There are also parameters related to the VAE loss from: Yang, Karren Dai, et al. "Multi-domain translation between single-cell imaging and sequencing data using autoencoders." Nature communications 12.1 (2021): 31.
--lamb
--alpha
--beta
The training script will store a checkpoint with the best validation loss at results/checkpoints/*.ckpt
. With this checkpoint, we can evaluate final matching metrics on the test set with the following example script:
python3 inference.py --checkpoint=results/checkpoints/CLASSIFIER-epoch=00-full_val_loss=0.81.ckpt
The result will be stored under results/
, in a CSV file.
The command takes the following parameters:
--checkpoint
--dataset
--run_scot
Besides --checkpoint
, which is self-explanatory, the remaining parameters are identical to main.py
. Again, by default it will assume that we are doing inference on the CITE-seq data.
Another downstream task is to probe whether the matched samples resulting from a trained classifier/VAE are able to be used for cross-modality prediction. The following script takes a checkpoint and trains a 2-layer MLP (which we call a probe) minimizing MSE for prediction.

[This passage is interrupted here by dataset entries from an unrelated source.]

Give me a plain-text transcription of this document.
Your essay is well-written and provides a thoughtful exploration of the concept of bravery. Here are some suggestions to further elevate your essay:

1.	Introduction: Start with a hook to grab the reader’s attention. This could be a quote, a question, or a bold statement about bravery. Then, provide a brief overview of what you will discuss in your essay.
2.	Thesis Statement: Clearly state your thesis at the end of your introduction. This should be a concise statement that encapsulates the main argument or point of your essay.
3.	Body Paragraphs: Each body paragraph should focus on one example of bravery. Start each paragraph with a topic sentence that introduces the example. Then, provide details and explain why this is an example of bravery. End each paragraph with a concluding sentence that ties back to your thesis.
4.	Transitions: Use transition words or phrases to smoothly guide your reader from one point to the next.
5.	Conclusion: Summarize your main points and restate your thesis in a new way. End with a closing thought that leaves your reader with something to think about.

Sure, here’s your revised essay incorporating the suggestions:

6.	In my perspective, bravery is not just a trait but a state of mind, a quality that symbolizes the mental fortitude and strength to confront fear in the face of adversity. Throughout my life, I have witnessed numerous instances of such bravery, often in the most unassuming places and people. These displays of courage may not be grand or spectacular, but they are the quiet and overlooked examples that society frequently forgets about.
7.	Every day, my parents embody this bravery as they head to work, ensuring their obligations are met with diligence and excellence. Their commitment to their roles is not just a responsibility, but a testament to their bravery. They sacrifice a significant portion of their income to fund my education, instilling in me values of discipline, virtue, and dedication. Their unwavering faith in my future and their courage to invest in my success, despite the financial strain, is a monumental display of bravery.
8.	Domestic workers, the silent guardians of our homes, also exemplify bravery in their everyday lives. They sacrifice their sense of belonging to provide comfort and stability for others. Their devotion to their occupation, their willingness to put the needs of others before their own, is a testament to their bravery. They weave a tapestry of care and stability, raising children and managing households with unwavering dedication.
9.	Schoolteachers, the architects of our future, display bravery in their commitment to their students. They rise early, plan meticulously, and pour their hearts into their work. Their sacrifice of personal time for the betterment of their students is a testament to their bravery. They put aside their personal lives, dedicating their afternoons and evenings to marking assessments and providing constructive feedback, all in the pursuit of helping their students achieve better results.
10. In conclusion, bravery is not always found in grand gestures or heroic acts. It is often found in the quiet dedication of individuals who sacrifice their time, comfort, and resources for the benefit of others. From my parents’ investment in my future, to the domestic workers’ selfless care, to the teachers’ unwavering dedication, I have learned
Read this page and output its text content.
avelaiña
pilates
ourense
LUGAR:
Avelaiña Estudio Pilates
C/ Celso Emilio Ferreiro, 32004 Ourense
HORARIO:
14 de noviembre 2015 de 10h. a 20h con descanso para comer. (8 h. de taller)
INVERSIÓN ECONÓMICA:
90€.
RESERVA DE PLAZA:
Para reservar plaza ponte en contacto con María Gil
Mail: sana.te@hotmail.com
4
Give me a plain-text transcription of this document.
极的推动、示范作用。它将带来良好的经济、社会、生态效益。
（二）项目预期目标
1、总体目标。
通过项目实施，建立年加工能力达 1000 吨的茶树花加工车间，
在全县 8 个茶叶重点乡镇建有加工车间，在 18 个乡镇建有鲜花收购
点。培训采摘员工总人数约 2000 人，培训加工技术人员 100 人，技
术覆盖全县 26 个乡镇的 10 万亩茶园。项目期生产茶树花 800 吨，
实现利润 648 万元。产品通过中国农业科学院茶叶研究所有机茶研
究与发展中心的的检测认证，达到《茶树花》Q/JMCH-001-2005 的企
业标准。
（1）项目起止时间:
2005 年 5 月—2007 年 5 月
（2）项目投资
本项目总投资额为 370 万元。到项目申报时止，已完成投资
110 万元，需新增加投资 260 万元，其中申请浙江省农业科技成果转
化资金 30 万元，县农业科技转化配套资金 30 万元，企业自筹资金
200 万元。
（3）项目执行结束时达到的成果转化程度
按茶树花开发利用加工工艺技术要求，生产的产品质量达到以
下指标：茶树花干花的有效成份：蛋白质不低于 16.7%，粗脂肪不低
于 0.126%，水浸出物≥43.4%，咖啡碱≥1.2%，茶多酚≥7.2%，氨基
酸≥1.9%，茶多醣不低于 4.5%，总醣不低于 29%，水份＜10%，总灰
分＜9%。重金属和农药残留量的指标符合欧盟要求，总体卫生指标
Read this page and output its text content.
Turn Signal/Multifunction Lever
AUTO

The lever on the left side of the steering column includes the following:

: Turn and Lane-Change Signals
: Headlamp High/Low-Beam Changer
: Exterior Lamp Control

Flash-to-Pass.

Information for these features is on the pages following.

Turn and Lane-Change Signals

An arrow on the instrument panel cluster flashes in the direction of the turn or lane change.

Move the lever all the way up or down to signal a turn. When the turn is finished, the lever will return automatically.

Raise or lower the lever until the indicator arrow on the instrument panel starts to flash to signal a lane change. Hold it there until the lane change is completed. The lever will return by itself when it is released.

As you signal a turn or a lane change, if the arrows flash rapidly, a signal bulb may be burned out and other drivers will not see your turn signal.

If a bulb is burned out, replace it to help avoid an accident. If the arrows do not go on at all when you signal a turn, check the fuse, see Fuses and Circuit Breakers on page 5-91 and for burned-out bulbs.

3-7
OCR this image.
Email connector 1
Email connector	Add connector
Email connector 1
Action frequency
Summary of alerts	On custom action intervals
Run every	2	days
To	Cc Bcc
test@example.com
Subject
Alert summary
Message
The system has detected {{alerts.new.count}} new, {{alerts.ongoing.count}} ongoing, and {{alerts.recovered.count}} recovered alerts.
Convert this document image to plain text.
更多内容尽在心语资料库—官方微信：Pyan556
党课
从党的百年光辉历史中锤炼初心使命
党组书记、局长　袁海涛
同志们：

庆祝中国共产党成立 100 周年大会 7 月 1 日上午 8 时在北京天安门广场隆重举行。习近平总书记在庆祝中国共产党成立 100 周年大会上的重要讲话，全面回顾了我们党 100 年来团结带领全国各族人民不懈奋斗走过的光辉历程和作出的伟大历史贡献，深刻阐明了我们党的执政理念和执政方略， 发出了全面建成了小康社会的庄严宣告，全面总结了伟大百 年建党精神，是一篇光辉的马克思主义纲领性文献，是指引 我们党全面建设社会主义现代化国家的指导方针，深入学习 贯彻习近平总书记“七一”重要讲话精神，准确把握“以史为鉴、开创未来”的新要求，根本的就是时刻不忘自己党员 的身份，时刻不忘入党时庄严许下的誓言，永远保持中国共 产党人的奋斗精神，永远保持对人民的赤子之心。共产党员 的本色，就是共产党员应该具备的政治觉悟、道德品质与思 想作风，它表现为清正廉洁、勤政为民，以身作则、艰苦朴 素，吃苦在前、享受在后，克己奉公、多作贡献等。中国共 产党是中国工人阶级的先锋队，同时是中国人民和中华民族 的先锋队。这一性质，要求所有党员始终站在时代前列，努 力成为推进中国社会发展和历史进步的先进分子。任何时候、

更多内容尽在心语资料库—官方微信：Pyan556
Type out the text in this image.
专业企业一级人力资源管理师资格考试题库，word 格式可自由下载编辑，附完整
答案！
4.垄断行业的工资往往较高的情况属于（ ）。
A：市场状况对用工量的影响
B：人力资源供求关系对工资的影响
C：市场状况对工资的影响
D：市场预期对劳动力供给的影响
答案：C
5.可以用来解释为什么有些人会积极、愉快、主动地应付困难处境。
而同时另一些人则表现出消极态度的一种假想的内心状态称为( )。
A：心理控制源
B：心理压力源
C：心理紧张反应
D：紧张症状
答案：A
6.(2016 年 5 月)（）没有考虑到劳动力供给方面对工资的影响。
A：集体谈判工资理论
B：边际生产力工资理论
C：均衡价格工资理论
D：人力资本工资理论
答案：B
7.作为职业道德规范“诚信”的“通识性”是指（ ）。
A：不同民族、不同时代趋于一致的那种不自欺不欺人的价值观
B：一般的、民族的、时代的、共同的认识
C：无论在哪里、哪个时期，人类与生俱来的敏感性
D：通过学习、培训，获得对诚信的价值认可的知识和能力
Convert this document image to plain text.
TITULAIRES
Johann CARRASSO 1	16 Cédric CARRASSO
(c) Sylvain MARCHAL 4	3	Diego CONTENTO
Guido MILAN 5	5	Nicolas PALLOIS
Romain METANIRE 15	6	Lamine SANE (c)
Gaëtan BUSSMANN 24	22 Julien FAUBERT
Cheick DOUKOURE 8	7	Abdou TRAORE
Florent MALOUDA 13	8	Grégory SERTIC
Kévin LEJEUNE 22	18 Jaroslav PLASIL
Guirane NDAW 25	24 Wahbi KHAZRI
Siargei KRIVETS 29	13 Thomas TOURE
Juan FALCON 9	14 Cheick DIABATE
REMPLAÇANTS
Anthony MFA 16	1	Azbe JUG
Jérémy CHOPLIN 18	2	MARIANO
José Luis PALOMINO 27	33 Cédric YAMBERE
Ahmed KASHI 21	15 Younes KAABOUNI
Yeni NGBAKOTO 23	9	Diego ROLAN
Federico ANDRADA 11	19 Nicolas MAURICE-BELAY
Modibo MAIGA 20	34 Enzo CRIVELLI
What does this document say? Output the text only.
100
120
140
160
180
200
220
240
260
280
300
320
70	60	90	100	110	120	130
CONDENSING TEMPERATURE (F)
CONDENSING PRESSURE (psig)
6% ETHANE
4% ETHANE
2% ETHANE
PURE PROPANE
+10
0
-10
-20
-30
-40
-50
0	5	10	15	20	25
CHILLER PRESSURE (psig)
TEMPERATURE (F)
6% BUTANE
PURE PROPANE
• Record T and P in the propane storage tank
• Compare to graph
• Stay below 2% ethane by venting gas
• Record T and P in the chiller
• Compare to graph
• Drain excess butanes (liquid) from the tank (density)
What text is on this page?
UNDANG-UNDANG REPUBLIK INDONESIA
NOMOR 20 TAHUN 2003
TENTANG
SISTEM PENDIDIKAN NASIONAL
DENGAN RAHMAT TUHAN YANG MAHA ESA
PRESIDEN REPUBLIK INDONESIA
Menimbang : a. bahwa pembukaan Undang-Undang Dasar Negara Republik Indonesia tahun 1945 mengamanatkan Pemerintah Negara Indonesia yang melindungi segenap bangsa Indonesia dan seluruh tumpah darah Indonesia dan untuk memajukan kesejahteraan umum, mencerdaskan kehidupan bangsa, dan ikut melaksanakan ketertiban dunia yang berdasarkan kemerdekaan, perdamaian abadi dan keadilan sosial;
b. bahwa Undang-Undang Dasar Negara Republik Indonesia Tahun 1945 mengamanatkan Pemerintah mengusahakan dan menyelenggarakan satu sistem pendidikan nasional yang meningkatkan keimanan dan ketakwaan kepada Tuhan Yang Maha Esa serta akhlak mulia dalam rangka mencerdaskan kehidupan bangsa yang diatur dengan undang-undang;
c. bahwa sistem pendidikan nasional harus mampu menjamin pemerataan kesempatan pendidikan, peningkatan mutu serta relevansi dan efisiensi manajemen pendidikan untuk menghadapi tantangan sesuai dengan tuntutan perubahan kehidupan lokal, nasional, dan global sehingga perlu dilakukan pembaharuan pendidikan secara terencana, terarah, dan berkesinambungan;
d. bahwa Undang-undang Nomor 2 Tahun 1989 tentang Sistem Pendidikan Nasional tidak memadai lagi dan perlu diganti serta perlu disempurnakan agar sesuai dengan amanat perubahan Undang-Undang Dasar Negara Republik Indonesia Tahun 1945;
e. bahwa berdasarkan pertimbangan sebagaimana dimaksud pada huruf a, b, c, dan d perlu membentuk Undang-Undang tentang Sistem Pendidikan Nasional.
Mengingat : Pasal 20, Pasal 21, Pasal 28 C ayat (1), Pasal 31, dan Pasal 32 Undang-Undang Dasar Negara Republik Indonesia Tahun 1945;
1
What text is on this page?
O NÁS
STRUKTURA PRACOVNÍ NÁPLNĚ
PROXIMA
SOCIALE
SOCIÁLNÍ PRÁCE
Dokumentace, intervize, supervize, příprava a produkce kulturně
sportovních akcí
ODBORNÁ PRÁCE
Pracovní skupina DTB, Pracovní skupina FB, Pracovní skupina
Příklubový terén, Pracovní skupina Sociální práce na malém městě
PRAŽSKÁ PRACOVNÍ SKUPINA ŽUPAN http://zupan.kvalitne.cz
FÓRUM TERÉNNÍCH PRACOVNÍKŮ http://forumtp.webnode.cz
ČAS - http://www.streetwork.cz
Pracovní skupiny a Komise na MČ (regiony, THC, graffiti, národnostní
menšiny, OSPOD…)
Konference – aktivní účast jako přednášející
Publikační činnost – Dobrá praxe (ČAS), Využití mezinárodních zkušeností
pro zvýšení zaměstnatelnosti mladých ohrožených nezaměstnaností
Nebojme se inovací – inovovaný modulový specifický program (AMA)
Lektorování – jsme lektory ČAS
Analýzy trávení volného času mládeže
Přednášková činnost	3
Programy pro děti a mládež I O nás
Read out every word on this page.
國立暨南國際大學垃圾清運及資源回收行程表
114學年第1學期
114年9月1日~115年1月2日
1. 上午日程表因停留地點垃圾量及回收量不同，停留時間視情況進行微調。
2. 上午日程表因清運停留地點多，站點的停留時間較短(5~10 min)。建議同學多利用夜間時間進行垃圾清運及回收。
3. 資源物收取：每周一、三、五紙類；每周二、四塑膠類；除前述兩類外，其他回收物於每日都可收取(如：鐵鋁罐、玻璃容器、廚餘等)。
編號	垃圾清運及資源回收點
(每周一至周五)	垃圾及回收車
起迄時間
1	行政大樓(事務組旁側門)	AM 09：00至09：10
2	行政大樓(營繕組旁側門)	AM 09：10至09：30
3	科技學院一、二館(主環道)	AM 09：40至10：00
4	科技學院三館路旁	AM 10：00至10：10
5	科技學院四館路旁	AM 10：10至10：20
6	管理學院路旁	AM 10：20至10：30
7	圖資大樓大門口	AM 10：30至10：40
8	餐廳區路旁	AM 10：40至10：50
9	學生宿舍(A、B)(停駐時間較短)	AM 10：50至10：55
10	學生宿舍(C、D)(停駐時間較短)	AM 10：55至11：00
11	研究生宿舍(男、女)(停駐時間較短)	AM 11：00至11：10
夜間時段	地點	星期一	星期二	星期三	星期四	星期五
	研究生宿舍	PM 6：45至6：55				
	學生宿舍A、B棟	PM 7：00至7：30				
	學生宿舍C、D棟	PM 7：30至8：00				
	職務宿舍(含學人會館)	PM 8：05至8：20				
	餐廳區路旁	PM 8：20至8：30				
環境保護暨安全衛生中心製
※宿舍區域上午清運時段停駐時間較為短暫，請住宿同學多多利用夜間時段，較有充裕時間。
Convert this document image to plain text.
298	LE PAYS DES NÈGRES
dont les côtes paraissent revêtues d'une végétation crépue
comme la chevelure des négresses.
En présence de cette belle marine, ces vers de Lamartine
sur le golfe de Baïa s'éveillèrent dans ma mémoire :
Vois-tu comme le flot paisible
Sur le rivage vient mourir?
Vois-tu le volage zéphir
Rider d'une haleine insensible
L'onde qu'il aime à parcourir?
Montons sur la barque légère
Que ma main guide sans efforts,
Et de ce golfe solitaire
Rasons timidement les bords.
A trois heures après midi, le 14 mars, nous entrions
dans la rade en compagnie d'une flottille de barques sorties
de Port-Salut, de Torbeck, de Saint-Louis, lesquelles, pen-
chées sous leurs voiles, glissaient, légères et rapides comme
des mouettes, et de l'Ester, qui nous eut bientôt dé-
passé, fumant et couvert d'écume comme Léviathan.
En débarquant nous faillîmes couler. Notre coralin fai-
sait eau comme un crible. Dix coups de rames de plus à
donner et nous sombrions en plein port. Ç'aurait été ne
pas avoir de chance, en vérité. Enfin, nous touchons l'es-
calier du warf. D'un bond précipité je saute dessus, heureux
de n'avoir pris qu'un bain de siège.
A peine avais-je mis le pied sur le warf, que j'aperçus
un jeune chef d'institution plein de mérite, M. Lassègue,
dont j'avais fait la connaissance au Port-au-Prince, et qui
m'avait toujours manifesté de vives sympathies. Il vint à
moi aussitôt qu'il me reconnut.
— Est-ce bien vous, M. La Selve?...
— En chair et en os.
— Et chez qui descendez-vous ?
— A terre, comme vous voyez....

Note: this is currently only supported for the CITE-seq data, as image translation would require a much more sophisticated architecture.
python3 probing.py --checkpoint=results/checkpoints/PS-epoch=06-full_val_loss=0.63.ckpt
This command takes the following parameters, note the training parameters are for training the MLP probe.
--checkpoint
: This can be either a checkpoint to a VAE or classifier, or the string "gt", for ground truth matching, or "random", for a within-group random permutation.--max_epochs
--batch_size
--lr
--unbiased
: Boolean flag for whether to use the unbiased 2-stage least squares loss (this involves sampling twice from the source modality).
By default, probing.py
will run for 2 epochs with batch size 500, and learning rate 0.0001, without the unbiased loss. The default should be used for testing purposes.